Where I take a paragraph and examine it in whatever way takes my fancy. Today, I’m taking a look at a paragraph from a piece called ‘One Plot, At Most’ by Jane Rawson. It was published in Overland Issue 230 Autumn 2018.
An Australian short story is short. That is maybe the only thing everyone agrees on. They usually clock in at somewhere between 1000 and 3000 words. You might stretch a story to 5000, providing you don’t plan to get it published anywhere in Australia. (Except, of course, Review of Australian fiction, where length is no barrier – as long as your story isn’t ‘the literary equivalent of a fart or a burp’, as Matt described a piece of microfiction I once tried to foist on him. The only problem is that Review of Australian Fiction is currently ‘on hiatus’. The other option is time travel: Julie Koh tells me that the tragically defunct Sleepers Almanac once published a 12,000-word story of hers.)

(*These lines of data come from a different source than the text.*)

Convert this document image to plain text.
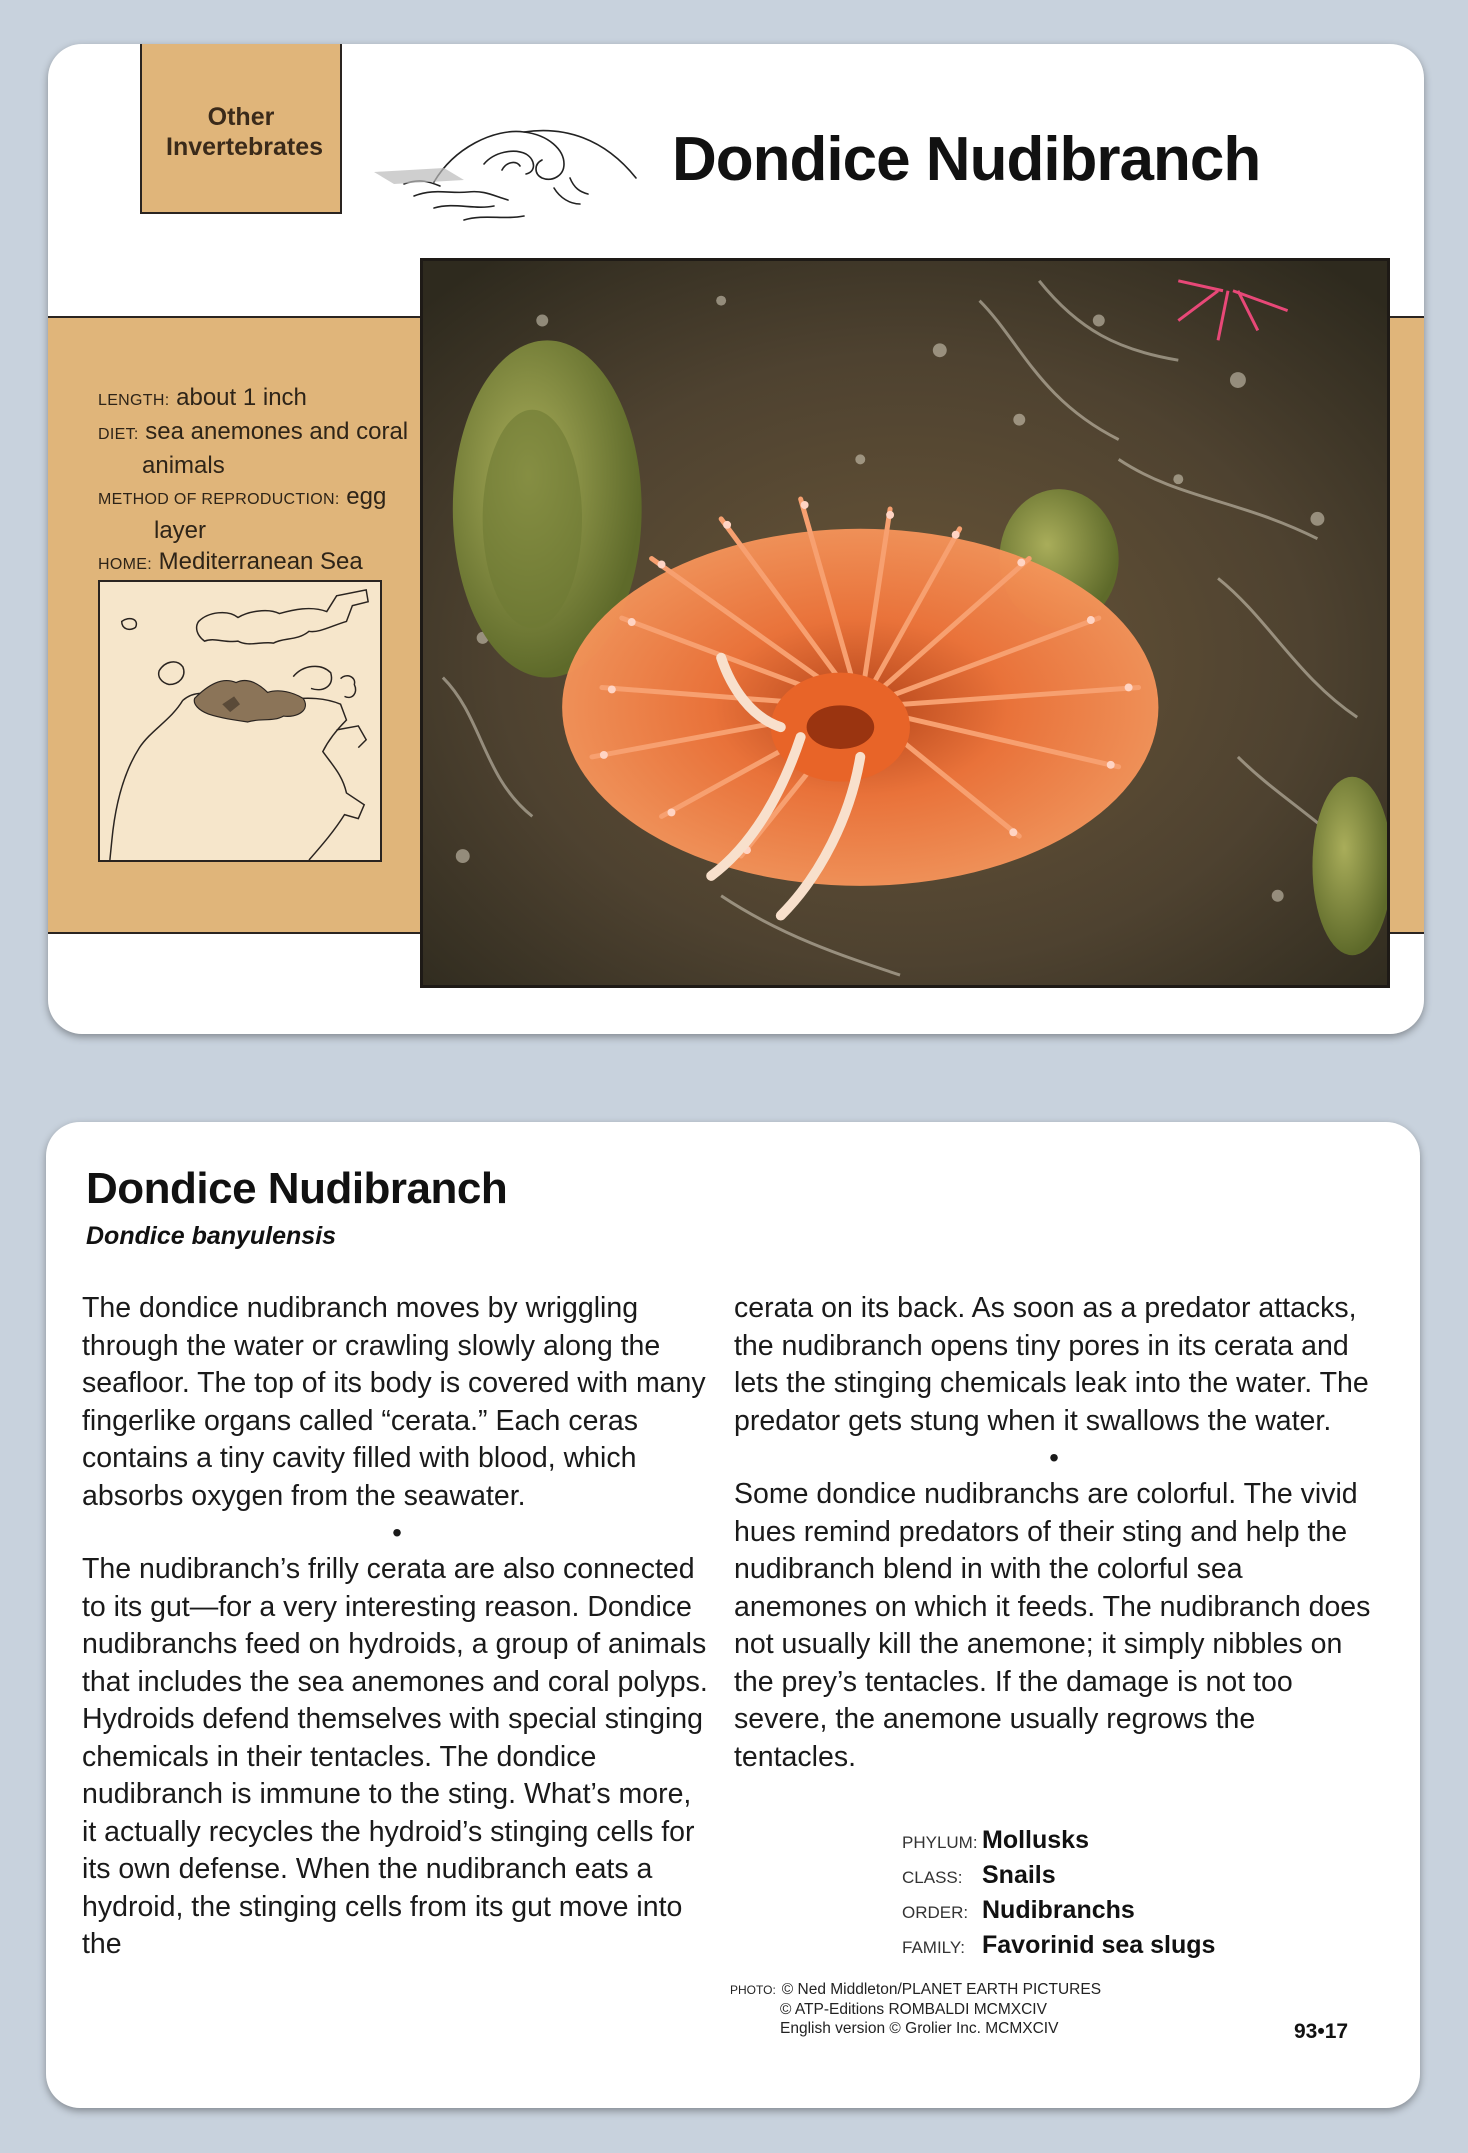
Other Invertebrates	Dondice Nudibranch
LENGTH: about 1 inch
DIET: sea anemones and coral
animals
METHOD OF REPRODUCTION: egg
layer
HOME: Mediterranean Sea
Dondice Nudibranch
Dondice banyulensis

The dondice nudibranch moves by wriggling through the water or crawling slowly along the seafloor. The top of its body is covered with many fingerlike organs called “cerata.” Each ceras contains a tiny cavity filled with blood, which absorbs oxygen from the seawater.

•

The nudibranch’s frilly cerata are also connected to its gut—for a very interesting reason. Dondice nudibranchs feed on hydroids, a group of animals that includes the sea anemones and coral polyps. Hydroids defend themselves with special stinging chemicals in their tentacles. The dondice nudibranch is immune to the sting. What’s more, it actually recycles the hydroid’s stinging cells for its own defense. When the nudibranch eats a hydroid, the stinging cells from its gut move into the

cerata on its back. As soon as a predator attacks, the nudibranch opens tiny pores in its cerata and lets the stinging chemicals leak into the water. The predator gets stung when it swallows the water.

•

Some dondice nudibranchs are colorful. The vivid hues remind predators of their sting and help the nudibranch blend in with the colorful sea anemones on which it feeds. The nudibranch does not usually kill the anemone; it simply nibbles on the prey’s tentacles. If the damage is not too severe, the anemone usually regrows the tentacles.

PHYLUM: Mollusks
CLASS: Snails
ORDER: Nudibranchs
FAMILY: Favorinid sea slugs
PHOTO: © Ned Middleton/PLANET EARTH PICTURES
© ATP-Editions ROMBALDI MCMXCIV
English version © Grolier Inc. MCMXCIV	93•17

I love short stories, absolutely adore them. Each word is chosen specially and there are no superfluous words. It’s an art and so many people can’t write short. In my writer’s group many people complain, short for them is only one or two books in the series. Yes, I know, one book does not make a series but I’m making a point here. The best short story writers manage to put foreshadowing and a twist into their works and I rarely figure out what the twist is until the last minutes, that’s really good writing.
I loved this paragraph because it talks about the length of a short story. It gives a prospective writer something to think about, something to aim for.
You can also write flash fiction. There is a very famous flash fiction attributed to Ernest Hemingway “For sale: baby shoes, never worn.” A very sad piece of fiction and if you try you can see just how hard it is to write something this short. I much prefer short fiction, with the larger word count it gives you something more to play with.
I want you to have a go at writing. Try the six words and see how you go. Then, having tried the six word flash fiction try 1,000 and see how you feel doing that. The difference between flash fiction and short fiction is probably the difference between short fiction and a short novel. I use the phrase ‘short novel’ deliberately as the word length of novels has increased substantially over the years. Just have a look at a bookshop or a library to see what I mean.
You can read the entire article here. It’s nicely written and made me smile for various reasons throughout. Rawson once started a session where they sat and read short stories to each other. I really like that idea. If it’s still going I bet it’s moved to video conferencing.